The Unnatural Way We Work

| 3/15/2010 4:29:03 PM

a small cheese factory 

In the Jan.-Feb. issue of Utne Reader, we reprinted a great interview with Richard Sennett about the value of craftsmanship, what the sociologist calls “an enduring, basic human impulse, the desire to do a job well for its own sake.” In a recent piece for Guernica, Rochelle Gurstein looks at craftsmanship from a policy perspective—by way of exploring the history of labor in the United States and the intentional dismantling of a skilled labor economy.

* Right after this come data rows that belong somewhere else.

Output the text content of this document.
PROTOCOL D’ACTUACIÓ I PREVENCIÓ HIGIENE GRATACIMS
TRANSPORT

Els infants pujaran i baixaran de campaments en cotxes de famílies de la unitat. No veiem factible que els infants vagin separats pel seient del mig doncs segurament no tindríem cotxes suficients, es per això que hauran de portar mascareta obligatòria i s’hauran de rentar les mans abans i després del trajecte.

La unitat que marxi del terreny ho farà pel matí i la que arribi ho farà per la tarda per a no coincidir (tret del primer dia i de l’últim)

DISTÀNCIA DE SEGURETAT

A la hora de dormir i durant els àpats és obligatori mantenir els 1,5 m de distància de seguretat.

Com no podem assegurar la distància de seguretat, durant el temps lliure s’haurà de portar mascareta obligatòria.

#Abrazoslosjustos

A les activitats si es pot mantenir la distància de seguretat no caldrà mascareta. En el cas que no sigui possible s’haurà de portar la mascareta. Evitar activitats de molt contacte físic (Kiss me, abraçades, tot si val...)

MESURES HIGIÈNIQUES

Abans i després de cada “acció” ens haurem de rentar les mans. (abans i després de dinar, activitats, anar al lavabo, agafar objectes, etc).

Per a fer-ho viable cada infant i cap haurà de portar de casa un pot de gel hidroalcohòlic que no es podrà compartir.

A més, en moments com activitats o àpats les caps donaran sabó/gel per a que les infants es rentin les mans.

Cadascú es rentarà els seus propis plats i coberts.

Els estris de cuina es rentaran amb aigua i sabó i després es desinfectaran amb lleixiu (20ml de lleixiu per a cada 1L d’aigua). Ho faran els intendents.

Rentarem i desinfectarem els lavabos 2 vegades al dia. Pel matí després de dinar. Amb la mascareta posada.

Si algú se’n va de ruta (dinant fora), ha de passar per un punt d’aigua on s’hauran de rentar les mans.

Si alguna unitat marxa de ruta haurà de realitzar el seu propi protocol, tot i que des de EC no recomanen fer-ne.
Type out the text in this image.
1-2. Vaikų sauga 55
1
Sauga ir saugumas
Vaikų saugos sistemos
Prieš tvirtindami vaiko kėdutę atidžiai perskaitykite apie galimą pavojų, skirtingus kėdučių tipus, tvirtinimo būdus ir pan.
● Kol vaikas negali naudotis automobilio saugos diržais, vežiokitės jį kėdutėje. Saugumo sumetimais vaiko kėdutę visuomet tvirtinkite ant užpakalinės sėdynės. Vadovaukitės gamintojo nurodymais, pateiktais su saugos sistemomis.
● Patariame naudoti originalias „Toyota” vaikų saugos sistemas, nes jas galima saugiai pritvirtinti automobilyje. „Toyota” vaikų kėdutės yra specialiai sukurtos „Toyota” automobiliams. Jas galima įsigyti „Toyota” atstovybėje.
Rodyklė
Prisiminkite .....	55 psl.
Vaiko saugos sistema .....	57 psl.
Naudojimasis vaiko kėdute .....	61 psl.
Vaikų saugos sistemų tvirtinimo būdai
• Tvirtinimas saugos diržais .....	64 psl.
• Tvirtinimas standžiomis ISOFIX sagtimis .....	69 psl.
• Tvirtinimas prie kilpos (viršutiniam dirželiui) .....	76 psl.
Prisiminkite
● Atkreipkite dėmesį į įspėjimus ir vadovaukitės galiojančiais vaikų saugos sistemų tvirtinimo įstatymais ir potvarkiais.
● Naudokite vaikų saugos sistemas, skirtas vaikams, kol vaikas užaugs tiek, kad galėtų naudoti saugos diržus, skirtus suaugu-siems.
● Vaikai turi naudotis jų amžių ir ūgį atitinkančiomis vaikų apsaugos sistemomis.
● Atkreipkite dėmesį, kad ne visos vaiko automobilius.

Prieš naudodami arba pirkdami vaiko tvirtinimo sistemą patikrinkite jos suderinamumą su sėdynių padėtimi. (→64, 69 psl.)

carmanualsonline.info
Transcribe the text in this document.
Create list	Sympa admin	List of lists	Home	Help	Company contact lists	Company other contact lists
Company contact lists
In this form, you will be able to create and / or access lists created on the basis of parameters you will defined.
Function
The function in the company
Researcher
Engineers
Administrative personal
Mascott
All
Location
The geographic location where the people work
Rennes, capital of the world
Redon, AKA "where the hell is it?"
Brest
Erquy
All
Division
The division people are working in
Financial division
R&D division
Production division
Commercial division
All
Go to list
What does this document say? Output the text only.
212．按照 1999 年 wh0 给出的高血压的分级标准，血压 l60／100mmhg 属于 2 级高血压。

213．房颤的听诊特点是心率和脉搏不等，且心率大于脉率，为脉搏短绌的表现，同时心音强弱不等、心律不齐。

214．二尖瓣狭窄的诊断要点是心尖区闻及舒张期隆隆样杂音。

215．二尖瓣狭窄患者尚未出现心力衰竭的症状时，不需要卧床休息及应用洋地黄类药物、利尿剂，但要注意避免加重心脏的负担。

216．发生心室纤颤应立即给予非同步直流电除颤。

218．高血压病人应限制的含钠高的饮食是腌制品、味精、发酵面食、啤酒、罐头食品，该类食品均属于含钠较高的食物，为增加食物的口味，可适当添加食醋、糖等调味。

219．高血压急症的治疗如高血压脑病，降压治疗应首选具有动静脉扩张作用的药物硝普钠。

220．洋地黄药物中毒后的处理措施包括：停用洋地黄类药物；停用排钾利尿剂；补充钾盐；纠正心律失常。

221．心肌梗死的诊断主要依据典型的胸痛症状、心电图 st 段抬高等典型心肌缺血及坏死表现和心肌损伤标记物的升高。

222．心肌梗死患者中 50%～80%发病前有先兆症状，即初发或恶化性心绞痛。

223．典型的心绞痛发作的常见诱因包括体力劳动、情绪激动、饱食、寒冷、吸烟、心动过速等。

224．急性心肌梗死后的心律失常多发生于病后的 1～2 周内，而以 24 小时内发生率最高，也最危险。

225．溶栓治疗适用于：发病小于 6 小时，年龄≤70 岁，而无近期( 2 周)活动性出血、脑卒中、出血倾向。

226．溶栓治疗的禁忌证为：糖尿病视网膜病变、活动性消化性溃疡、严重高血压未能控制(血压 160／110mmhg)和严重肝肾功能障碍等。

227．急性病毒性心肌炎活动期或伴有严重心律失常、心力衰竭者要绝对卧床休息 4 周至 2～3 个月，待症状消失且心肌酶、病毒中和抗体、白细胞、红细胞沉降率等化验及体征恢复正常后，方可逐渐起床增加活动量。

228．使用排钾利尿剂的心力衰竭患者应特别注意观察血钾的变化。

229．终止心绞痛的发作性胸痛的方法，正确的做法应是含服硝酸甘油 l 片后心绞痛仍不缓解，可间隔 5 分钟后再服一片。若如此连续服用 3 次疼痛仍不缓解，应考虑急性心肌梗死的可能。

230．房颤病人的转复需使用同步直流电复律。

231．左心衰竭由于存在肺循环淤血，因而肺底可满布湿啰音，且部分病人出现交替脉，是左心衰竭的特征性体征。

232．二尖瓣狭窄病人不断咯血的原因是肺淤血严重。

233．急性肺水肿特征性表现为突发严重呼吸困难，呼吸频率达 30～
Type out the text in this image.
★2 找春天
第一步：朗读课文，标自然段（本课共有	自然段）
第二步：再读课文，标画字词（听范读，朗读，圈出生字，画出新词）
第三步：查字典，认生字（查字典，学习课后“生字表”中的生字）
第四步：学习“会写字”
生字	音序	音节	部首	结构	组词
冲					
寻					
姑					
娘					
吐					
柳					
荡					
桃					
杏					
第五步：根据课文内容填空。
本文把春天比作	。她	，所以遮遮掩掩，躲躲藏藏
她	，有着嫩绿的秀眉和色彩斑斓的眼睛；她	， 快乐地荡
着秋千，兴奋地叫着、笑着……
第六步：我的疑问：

There is nothing natural or inevitable about our system of labor,” Gurstein writes. “It came about through conscious decisions made by industrial capitalists in the name of profit for them alone.” The assembly-line mindset hastened the demise of meaningful work and, of course, bolstered the consumerism that’s come to define American life and threaten the environment. But while conversations about consuming less are in vogue, discussions of a new (or renewed) way to work are not. As Gurstein puts it:

Instead of putting forward, as so many of our elected officials, policy analysts, pundits, and journalists predictably do, a picture of our world that is essentially the same, except that it is somehow “green” and somehow peopled with college-educated or better “trained” workers, we need to focus our attention on the more pressing and more basic question of what kinds of work people should be expected to devote their lives to doing.

Source: Guernica 

Image by K. Kendall, licensed under Creative Commons. 

Judi Burness_1
3/24/2010 6:47:23 AM

Middle class life? Isn't that something that existed until about 10 years ago? When a large majority people are working two jobs at minimum wage (or close to it) in order to cover the basic necessities and consider themselves lucky not to be employed as so many people are, I don't think middle class life exists anymore.

Tracy O'Connell_3
3/19/2010 4:48:32 PM

I find this issue vital - for 15 years I watched the way work was 're-engineered' and wondered WHO could be benefiting. Once knowledge workers loved our jobs. Work was a place we could feel useful, effective, appreciated. Then we were crammed into cubicles and had to tiptoe and whisper to not disturb others, and schedule meetings somewhere else to talk. Saying 'hello' would get you shushed with angry looks and gestures. Managers spend half their lives doing what they used to delegate. Virtually everyone needs a college degree to do work that's basically clerical, which formerly could be done right out of high school. I earned six figures and spent half my time fixing the copier, answering unwanted phone calls, formatting agendas, writing minutes, reserving meeting rooms, . . . while doing very little big-picture things a manager is expected to do. Clerical people, meanwhile, who chose that work and had a solid, middle-class life, are now a rarity . . . Is it any surprise companies are broke, unemployment is skyrocketing, and people are burned out and resentful? My solution? Go back to support staff. Let managers manage, let those who don't want four years of college have a direct route to a support job and middle-class life.